The bind variable peeking will evaluate the correct plan in the first parse and generate the proper plan.
If you will use more that one values as bind variable (and therefore expect to get different plans for different values) - you will learn the feature of adaptive cursor sharing
The query is already optimized, don't spend any more time on it unless it's running noticeably slow. If you have a tuning checklist that says "avoid all full table scans" it might be time to change that checklist.
The cost of the full table scan is only 2. The exact meaning of the cost is tricky, and not always particularly helpful. But in this case it's probably safe to say that 2 means the full table scan will run quickly.

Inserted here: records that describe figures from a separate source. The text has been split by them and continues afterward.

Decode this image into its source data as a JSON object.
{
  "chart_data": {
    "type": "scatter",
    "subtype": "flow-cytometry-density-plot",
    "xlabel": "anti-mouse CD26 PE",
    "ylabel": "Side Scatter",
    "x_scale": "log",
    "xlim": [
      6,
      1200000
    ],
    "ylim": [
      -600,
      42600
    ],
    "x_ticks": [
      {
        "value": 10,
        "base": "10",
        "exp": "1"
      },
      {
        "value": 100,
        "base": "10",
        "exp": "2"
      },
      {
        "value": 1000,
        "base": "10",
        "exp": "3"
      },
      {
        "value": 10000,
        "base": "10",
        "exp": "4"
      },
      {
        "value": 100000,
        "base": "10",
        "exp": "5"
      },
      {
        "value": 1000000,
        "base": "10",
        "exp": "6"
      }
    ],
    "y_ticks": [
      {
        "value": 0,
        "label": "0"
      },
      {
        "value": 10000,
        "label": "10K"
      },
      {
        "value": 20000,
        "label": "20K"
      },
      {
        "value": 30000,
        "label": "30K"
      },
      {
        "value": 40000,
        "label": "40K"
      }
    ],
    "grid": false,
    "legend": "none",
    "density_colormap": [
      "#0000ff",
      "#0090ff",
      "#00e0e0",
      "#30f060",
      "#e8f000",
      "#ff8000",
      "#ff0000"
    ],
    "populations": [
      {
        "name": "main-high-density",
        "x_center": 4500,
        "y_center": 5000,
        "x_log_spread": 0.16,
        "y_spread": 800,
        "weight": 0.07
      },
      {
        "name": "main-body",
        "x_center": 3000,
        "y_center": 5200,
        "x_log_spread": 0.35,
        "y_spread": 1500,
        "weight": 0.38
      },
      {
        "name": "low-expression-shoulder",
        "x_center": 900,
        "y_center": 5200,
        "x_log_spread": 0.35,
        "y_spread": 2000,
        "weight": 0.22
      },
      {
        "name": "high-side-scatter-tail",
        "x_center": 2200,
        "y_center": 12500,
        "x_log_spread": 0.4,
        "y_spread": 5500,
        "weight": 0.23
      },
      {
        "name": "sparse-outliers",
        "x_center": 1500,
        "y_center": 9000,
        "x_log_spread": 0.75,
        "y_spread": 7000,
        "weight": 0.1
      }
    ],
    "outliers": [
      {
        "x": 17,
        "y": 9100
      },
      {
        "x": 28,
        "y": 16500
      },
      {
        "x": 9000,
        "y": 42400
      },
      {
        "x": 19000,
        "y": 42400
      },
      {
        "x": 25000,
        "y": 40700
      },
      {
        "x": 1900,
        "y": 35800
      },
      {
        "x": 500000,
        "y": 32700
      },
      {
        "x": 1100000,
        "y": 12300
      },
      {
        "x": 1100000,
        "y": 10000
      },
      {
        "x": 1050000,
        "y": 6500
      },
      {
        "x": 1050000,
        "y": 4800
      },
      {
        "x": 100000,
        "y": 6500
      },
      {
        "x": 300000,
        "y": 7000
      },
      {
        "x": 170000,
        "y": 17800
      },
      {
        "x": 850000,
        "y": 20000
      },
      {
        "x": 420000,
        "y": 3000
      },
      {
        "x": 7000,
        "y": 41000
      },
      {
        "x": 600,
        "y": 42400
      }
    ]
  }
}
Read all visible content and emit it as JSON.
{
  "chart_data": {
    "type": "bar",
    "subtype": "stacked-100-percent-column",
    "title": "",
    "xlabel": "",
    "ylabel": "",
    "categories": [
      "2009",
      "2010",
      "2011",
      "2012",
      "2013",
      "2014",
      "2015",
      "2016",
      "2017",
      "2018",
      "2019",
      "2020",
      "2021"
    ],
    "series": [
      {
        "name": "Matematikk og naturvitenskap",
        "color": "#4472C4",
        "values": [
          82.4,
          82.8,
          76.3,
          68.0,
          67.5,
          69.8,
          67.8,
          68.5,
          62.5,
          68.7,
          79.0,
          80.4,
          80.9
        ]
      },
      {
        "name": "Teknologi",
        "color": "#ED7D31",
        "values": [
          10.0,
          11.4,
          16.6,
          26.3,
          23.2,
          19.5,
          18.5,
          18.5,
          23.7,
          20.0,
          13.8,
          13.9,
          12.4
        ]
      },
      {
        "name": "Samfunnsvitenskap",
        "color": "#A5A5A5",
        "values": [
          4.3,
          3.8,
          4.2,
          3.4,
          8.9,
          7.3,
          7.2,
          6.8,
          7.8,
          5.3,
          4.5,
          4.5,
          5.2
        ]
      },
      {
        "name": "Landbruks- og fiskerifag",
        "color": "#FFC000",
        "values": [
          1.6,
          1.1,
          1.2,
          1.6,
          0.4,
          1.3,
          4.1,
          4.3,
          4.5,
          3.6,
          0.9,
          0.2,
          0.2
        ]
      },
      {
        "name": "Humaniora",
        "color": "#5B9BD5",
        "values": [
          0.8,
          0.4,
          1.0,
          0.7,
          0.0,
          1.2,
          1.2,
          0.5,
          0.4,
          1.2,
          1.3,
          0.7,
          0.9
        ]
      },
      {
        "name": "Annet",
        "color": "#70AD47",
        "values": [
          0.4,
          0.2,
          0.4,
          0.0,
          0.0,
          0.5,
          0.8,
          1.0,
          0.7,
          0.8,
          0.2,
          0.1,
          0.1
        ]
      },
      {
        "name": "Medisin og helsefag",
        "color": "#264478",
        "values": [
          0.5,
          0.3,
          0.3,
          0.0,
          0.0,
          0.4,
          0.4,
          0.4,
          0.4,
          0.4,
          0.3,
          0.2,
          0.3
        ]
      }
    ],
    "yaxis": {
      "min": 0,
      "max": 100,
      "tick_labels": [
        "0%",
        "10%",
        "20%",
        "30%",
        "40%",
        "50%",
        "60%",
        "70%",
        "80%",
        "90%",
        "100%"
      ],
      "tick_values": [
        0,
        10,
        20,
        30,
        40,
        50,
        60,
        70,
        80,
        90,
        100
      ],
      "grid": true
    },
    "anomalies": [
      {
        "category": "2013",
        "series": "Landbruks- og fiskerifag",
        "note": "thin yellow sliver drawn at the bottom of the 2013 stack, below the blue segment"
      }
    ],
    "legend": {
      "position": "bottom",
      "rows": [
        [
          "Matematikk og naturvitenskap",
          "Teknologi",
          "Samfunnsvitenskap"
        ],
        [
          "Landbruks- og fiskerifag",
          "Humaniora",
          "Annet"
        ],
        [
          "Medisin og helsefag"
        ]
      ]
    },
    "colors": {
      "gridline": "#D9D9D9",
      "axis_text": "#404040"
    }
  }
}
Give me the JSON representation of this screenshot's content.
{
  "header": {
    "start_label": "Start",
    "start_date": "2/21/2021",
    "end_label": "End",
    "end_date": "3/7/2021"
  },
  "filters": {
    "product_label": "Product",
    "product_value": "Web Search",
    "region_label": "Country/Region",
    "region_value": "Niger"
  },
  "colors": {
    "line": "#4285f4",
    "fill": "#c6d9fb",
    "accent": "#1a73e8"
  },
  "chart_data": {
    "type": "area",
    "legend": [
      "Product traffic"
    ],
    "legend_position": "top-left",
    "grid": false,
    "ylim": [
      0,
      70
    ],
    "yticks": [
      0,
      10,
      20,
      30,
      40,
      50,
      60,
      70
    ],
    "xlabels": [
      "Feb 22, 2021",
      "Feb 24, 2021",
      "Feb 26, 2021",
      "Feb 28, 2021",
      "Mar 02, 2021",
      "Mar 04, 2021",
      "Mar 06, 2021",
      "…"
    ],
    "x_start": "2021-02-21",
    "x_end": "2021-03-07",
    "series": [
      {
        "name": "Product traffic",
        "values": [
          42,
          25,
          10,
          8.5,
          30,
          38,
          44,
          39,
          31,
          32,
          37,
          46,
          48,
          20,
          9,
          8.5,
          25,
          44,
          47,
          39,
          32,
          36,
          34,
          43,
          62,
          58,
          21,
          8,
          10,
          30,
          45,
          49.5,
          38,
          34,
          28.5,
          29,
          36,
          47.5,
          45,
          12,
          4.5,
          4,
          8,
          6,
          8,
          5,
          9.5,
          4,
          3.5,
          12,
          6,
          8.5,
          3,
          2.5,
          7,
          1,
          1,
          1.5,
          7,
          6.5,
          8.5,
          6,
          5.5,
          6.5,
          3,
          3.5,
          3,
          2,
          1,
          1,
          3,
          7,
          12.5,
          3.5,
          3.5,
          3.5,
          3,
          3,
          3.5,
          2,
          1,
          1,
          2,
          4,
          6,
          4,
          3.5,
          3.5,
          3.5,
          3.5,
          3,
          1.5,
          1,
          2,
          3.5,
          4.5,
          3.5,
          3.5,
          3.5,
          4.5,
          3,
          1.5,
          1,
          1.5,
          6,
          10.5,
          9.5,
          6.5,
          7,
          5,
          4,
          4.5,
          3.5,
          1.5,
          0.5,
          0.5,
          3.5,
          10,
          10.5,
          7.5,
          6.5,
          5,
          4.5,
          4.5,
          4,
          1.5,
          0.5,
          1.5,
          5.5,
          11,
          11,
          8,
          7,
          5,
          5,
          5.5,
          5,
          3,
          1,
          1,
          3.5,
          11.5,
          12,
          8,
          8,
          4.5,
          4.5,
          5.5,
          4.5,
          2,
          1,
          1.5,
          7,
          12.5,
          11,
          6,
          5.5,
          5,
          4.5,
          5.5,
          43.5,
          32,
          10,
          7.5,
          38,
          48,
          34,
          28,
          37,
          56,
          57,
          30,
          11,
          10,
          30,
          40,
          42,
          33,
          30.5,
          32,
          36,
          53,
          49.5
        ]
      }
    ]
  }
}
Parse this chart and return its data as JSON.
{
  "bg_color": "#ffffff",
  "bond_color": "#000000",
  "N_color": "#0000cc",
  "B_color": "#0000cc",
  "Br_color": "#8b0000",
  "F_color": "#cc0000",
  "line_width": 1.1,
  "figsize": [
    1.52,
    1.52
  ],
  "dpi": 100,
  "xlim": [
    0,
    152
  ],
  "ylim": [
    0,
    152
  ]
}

If the query is not running in less than a few microseconds, or is returning significantly more than the estimated 6 rows, then there may be a problem with the optimizer statistics. If that's the case, try gathering statistics like this:
begin
dbms_stats.gather_table_stats('OWNER', 'TABLE_NAME');
end;
/
As #symcbean pointed out, a full table scan is not always a bad thing. If a table is incredibly small, like this one might be, all the data may fit inside a single block. (Oracle accesses data by block(s)-at-a-time, where the block is usually 8KB of data.) When the data structures are trivially small there won't be any significant difference between using a table or an index.
Also, full table scans can use multi-block reads, whereas most index access paths use single-block reads. For reading a large percentage of data it's faster to read the whole thing with multi-block reads than reading it one-block-at-a-time with an index. Since this query only has a <> condition, it looks likely that this query will read a large percentage of data and a full table scan is optimal.